Futures started selling off Wednesday night during Trump's address to the nation from the Oval Office, in which he labeled the coronavirus as a "foreign virus" and instituted a ban on foreign individuals traveling from 26 European countries into the U.S. for 30 days. Stock trading was halted briefly Thursday morning as the market plummet triggered a "circuit breaker."
The Dow Jones Industrial Average slid more than 2,000 points at its lows in Thursday's trading session, dragging the index deeper into bear-market territory. The Dow, which was in reach of the unprecedented 30,000-point marker just a few weeks earlier, now stands much closer to where it was on Trump's Election Day in November 2016.
The Dow closed at 18,332 that day. It was trading below 22,000 on Thursday.
"The markets are going to be just fine," Trump said as he greeted Irish Prime Minister Leo Varadkar at the White House. Ireland was not among the European countries facing the travel ban, which takes effect Friday.
While Trump attempted to reassure the country that markets would recover from the impact of the virus, lawmakers on Capitol Hill signaled that a partisan fight was coming over a new emergency aid package. The Democrats' latest bill, unveiled to the public Wednesday night, is "unworkable" in its current form, said House Minority Leader Kevin McCarthy, R-Calif.

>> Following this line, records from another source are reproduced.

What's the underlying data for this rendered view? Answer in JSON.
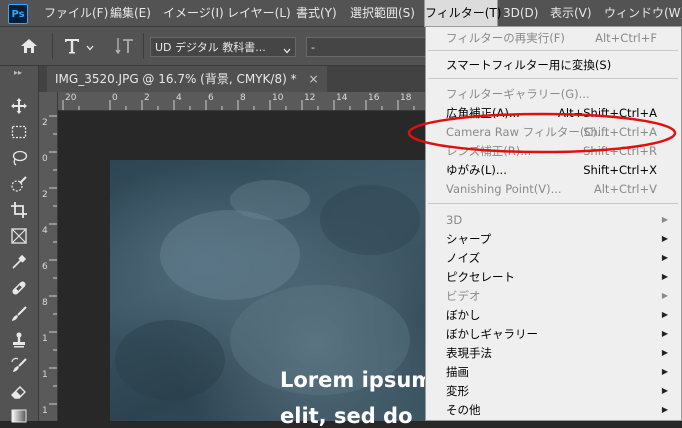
{
  "app": {
    "logo": "Ps"
  },
  "menubar": {
    "items": [
      "ファイル(F)",
      "編集(E)",
      "イメージ(I)",
      "レイヤー(L)",
      "書式(Y)",
      "選択範囲(S)",
      "フィルター(T)",
      "3D(D)",
      "表示(V)",
      "ウィンドウ(W)"
    ],
    "active_index": 6
  },
  "options_bar": {
    "font_family": "UD デジタル 教科書...",
    "font_style": "-"
  },
  "document_tab": {
    "title": "IMG_3520.JPG @ 16.7% (背景, CMYK/8) *",
    "close": "×"
  },
  "rulers": {
    "top": [
      "20",
      "0",
      "2",
      "4",
      "6",
      "8",
      "10",
      "12",
      "14",
      "16",
      "18",
      "20"
    ],
    "left": [
      "2",
      "0",
      "2",
      "4",
      "6",
      "8",
      "1",
      "1",
      "1"
    ]
  },
  "canvas_text": {
    "line1": "Lorem ipsum",
    "line2": "elit, sed do"
  },
  "filter_menu": {
    "items": [
      {
        "label": "フィルターの再実行(F)",
        "shortcut": "Alt+Ctrl+F",
        "disabled": true
      },
      {
        "label": "スマートフィルター用に変換(S)",
        "shortcut": "",
        "disabled": false
      },
      {
        "label": "フィルターギャラリー(G)...",
        "shortcut": "",
        "disabled": true
      },
      {
        "label": "広角補正(A)...",
        "shortcut": "Alt+Shift+Ctrl+A",
        "disabled": false
      },
      {
        "label": "Camera Raw フィルター(C)...",
        "shortcut": "Shift+Ctrl+A",
        "disabled": true
      },
      {
        "label": "レンズ補正(R)...",
        "shortcut": "Shift+Ctrl+R",
        "disabled": true
      },
      {
        "label": "ゆがみ(L)...",
        "shortcut": "Shift+Ctrl+X",
        "disabled": false
      },
      {
        "label": "Vanishing Point(V)...",
        "shortcut": "Alt+Ctrl+V",
        "disabled": true
      },
      {
        "label": "3D",
        "submenu": true,
        "disabled": true
      },
      {
        "label": "シャープ",
        "submenu": true,
        "disabled": false
      },
      {
        "label": "ノイズ",
        "submenu": true,
        "disabled": false
      },
      {
        "label": "ピクセレート",
        "submenu": true,
        "disabled": false
      },
      {
        "label": "ビデオ",
        "submenu": true,
        "disabled": true
      },
      {
        "label": "ぼかし",
        "submenu": true,
        "disabled": false
      },
      {
        "label": "ぼかしギャラリー",
        "submenu": true,
        "disabled": false
      },
      {
        "label": "表現手法",
        "submenu": true,
        "disabled": false
      },
      {
        "label": "描画",
        "submenu": true,
        "disabled": false
      },
      {
        "label": "変形",
        "submenu": true,
        "disabled": false
      },
      {
        "label": "その他",
        "submenu": true,
        "disabled": false
      }
    ],
    "submenu_arrow": "▶"
  },
  "colors": {
    "highlight_ellipse": "#e01010",
    "ui_panel": "#535353",
    "menu_bg": "#efefef"
  }
}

Congress and the White House have already taken steps to combat the spread of the deadly virus. The Trump administration in late January imposed travel restrictions and quarantines for certain individuals, and Trump expanded those travel restrictions to some parts of Europe in a rare Oval Office address Wednesday night. Last week, the president also signed into law an $8.3 billion emergency funding bill that sailed through Congress with near-unanimous support.

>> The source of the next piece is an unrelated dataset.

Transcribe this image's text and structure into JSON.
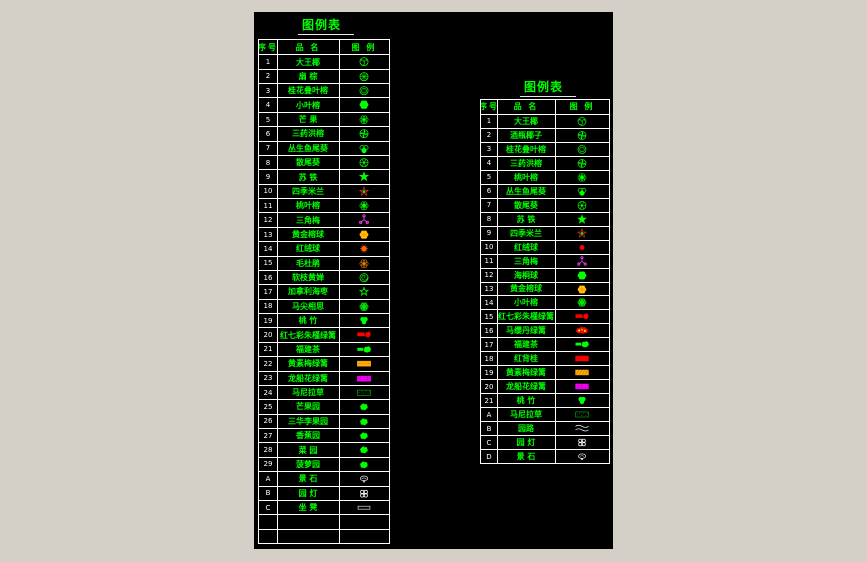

COVID-19, which is believed to have originated in the Chinese city of Wuhan, has infected more than 127,000 people and killed more than 4,700 around the world, Johns Hopkins University data shows. The World Health Organization took the significant step of declaring a pandemic Wednesday afternoon, anticipating a rise in the number of infections and deaths in affected countries.

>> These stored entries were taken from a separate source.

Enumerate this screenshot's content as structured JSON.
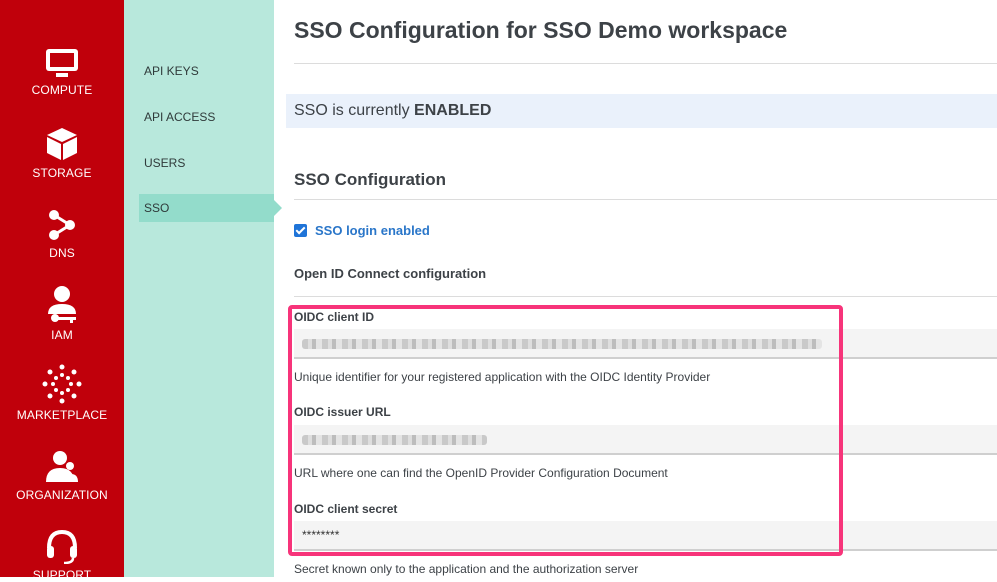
{
  "nav": {
    "items": [
      {
        "label": "COMPUTE",
        "icon": "monitor-icon"
      },
      {
        "label": "STORAGE",
        "icon": "cube-icon"
      },
      {
        "label": "DNS",
        "icon": "network-icon"
      },
      {
        "label": "IAM",
        "icon": "user-key-icon"
      },
      {
        "label": "MARKETPLACE",
        "icon": "marketplace-dots-icon"
      },
      {
        "label": "ORGANIZATION",
        "icon": "users-icon"
      },
      {
        "label": "SUPPORT",
        "icon": "headset-icon"
      }
    ]
  },
  "subnav": {
    "items": [
      {
        "label": "API KEYS"
      },
      {
        "label": "API ACCESS"
      },
      {
        "label": "USERS"
      },
      {
        "label": "SSO",
        "active": true
      }
    ]
  },
  "main": {
    "title": "SSO Configuration for SSO Demo workspace",
    "status_prefix": "SSO is currently",
    "status_value": "ENABLED",
    "section_title": "SSO Configuration",
    "sso_login_enabled_label": "SSO login enabled",
    "oidc_heading": "Open ID Connect configuration",
    "fields": {
      "client_id": {
        "label": "OIDC client ID",
        "help": "Unique identifier for your registered application with the OIDC Identity Provider"
      },
      "issuer_url": {
        "label": "OIDC issuer URL",
        "help": "URL where one can find the OpenID Provider Configuration Document"
      },
      "client_secret": {
        "label": "OIDC client secret",
        "value": "********",
        "help": "Secret known only to the application and the authorization server"
      }
    }
  },
  "colors": {
    "nav_bg": "#c0000b",
    "subnav_bg": "#b8e8dc",
    "subnav_active": "#93dccb",
    "highlight_border": "#f7347a",
    "link_blue": "#2a76c9"
  }
}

Organizations and government officials in the U.S. at every level have taken steps to contain the growing crisis.
More than a dozen states and numerous cities have announced states of emergency. Health care providers are warning that an influx of patients could overburden their facilities. Organizations have begun postponing or canceling all manner of major public events — from the Coachella music festival to Chicago's St. Patrick's Day parade. Even the NCAA announced Wednesday that it will play its upcoming men's and women's basketball tournaments without fans due to the outbreak. And the NBA suspended the rest of its season.
Those preventative efforts, coupled with the immense strain of the virus on supply chains, have businesses and investors raising red flags.